Reputation: 11452
I've recently been cleaning up a messy CSS template that someone else made. Among other things, there have been many classes that weren't in use, duplicate selectors to merge, and so on.
One thing I'm not sure about: empty declaration blocks. There are 10-20 selectors that don't have any style information attached.
Snippet 1:
/* Thead */
thead th {padding: .5em .4em; text-align: left;}
thead td {}
/* Tbody */
tbody td {padding: .5em .4em;}
tbody th {}
tbody .alt td {}
tbody .alt th {}
/* Tfoot */
tfoot th {}
tfoot td {}
Snippet 2:
#extras ul {
list-style: none;
margin: 0;
}
#extras li {}
Do these empty declarations serve any purpose? My guess is that they're placeholders, in case the designer had wanted to come back and add something.
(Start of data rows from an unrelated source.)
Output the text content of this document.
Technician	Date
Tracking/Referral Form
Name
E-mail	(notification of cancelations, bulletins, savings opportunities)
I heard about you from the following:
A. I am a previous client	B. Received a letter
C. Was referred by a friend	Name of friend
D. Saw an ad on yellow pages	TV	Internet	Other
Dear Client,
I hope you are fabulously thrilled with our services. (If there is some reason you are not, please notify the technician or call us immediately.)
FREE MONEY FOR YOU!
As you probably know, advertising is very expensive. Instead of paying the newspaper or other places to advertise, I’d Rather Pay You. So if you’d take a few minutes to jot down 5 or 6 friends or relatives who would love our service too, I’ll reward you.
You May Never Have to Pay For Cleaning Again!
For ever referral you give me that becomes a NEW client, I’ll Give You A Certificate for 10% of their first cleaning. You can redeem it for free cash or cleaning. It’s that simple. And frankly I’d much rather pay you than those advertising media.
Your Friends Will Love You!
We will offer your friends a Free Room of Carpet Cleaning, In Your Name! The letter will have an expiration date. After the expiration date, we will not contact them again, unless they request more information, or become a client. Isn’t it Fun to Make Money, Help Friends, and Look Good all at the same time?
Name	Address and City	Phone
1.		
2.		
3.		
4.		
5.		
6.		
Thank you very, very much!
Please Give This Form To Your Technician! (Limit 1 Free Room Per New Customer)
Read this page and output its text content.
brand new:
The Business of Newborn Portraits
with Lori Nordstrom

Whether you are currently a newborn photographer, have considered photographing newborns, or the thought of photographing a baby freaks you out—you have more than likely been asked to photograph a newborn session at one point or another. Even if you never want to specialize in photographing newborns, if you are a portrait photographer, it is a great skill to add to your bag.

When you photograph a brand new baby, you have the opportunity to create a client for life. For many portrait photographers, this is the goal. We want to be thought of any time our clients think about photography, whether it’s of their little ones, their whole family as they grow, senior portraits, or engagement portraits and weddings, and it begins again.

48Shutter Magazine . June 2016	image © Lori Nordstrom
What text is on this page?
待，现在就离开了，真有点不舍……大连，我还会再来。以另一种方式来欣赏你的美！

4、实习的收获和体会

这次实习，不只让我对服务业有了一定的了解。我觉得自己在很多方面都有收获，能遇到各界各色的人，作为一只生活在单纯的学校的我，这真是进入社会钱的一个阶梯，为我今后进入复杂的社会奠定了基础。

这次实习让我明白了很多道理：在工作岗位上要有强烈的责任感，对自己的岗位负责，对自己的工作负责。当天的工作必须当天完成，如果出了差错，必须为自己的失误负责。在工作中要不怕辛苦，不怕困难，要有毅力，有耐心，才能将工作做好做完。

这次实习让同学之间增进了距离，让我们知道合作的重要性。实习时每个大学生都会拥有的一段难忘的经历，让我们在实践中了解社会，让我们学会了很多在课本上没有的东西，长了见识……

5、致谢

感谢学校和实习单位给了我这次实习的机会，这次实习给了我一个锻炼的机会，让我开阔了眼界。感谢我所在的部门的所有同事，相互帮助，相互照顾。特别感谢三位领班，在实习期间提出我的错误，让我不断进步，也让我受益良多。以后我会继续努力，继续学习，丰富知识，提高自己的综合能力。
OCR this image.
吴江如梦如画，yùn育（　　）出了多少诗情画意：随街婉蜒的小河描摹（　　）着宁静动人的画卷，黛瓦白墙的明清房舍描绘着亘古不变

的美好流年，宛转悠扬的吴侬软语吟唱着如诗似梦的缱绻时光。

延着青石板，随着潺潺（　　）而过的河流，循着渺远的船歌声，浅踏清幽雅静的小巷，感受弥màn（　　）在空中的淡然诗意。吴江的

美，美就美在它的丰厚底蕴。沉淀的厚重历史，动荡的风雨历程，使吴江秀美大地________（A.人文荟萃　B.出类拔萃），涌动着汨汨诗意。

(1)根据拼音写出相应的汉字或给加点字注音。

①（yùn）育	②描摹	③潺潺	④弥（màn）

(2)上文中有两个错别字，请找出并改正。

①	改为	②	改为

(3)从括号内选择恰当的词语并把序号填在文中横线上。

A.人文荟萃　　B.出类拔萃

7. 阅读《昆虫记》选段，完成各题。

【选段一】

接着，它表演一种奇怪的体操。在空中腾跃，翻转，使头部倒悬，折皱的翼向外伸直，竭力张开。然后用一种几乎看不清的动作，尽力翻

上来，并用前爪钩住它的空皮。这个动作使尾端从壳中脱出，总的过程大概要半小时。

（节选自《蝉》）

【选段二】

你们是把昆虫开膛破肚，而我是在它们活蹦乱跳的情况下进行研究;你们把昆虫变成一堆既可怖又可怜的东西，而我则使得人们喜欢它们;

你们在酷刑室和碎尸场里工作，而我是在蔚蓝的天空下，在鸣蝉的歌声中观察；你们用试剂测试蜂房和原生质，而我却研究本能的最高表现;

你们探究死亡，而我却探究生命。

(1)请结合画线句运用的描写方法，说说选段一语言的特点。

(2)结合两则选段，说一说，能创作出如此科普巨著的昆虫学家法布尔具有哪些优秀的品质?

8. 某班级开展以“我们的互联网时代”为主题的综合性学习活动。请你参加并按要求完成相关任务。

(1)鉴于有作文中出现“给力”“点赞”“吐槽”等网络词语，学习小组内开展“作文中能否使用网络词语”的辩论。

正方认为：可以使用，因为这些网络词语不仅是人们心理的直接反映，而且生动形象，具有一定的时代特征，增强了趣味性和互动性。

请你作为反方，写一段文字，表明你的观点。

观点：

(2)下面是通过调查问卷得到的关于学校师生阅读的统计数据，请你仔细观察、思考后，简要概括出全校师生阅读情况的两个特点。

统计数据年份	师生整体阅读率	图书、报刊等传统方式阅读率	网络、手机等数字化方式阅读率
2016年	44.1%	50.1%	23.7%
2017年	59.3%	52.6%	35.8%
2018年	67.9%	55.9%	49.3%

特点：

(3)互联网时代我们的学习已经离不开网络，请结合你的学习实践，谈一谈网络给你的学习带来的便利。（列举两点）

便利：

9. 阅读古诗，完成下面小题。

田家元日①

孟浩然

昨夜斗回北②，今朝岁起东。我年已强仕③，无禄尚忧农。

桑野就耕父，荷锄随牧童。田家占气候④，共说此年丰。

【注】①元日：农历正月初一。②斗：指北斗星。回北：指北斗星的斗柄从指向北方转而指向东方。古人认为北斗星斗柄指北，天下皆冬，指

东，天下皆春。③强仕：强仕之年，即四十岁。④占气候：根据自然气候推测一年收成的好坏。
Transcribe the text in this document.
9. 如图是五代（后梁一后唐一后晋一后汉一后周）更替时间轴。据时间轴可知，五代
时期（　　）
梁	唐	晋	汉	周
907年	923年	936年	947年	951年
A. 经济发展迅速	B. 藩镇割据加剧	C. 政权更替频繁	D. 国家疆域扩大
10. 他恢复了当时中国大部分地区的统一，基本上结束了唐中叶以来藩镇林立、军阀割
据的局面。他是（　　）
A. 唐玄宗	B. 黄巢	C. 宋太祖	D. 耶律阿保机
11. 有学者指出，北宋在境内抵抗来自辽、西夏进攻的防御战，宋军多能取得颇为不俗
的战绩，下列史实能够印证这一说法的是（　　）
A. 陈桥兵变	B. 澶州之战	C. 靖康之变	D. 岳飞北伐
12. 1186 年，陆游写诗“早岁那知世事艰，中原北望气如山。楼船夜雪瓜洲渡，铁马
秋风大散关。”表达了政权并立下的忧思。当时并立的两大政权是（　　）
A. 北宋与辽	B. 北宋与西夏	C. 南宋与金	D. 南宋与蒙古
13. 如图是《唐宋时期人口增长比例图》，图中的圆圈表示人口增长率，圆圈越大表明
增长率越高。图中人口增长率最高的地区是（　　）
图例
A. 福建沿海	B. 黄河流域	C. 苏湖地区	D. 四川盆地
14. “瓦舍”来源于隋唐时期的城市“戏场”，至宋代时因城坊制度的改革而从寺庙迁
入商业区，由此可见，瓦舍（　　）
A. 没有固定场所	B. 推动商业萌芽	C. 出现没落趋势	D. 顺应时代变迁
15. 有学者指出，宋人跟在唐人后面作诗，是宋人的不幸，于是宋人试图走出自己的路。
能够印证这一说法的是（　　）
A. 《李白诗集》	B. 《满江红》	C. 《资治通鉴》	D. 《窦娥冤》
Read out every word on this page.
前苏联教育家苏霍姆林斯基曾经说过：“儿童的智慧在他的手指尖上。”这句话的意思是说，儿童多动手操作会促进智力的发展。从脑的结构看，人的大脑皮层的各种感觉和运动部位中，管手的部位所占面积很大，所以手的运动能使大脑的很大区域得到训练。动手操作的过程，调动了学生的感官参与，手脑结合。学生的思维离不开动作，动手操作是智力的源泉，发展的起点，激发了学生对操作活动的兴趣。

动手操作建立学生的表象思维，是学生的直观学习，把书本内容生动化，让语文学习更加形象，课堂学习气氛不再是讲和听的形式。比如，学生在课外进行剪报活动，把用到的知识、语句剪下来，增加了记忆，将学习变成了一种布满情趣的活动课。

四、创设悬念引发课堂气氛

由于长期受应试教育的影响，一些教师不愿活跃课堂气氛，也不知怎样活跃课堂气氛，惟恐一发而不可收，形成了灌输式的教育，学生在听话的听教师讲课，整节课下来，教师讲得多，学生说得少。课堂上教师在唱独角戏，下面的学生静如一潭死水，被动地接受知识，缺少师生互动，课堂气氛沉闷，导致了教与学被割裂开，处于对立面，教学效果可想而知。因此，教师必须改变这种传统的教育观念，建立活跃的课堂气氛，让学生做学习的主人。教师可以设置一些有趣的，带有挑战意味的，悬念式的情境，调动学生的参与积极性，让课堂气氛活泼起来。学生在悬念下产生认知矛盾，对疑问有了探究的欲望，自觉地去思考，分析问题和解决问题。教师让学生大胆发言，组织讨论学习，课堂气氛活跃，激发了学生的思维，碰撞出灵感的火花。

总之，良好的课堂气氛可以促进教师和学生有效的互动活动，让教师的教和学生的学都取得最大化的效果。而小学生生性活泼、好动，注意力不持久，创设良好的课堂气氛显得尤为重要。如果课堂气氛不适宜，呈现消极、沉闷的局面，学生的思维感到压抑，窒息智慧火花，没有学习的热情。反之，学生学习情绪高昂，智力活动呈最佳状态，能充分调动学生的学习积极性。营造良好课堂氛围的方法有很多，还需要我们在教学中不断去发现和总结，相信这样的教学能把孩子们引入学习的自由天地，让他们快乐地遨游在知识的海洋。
If I remove the statements altogether, the site looks "fine", but ideally I'd have a straight answer before I commit to that.
Search attempts have mostly turned up discussion of the :empty
pseudo-class.
MDN's CSS reference states the following, which doesn't quite answer the question:
A declaration block may be empty, that is containing null declaration.
Is there a purpose here that I'm missing?
Upvotes: 4
Views: 253
Reputation: 700730
The rules with empty declaration blocks serves no purpose for the browser. On the contrary they will make the page load just slightly slower. You can remove them without changing the result.
I regularly create empty rules when working with the CSS, but usually remove them when the page takes form. Sometimes there are some empty rules left even when publishing the code.
Having about 10-20 empty rules in the CSS will not really make a noticable difference. It might slow down the loading of the page a few milliseconds, so that is not measurable in itself, but you should naturally keep the code as clean as possible. Shaving off milliseconds here and there adds up.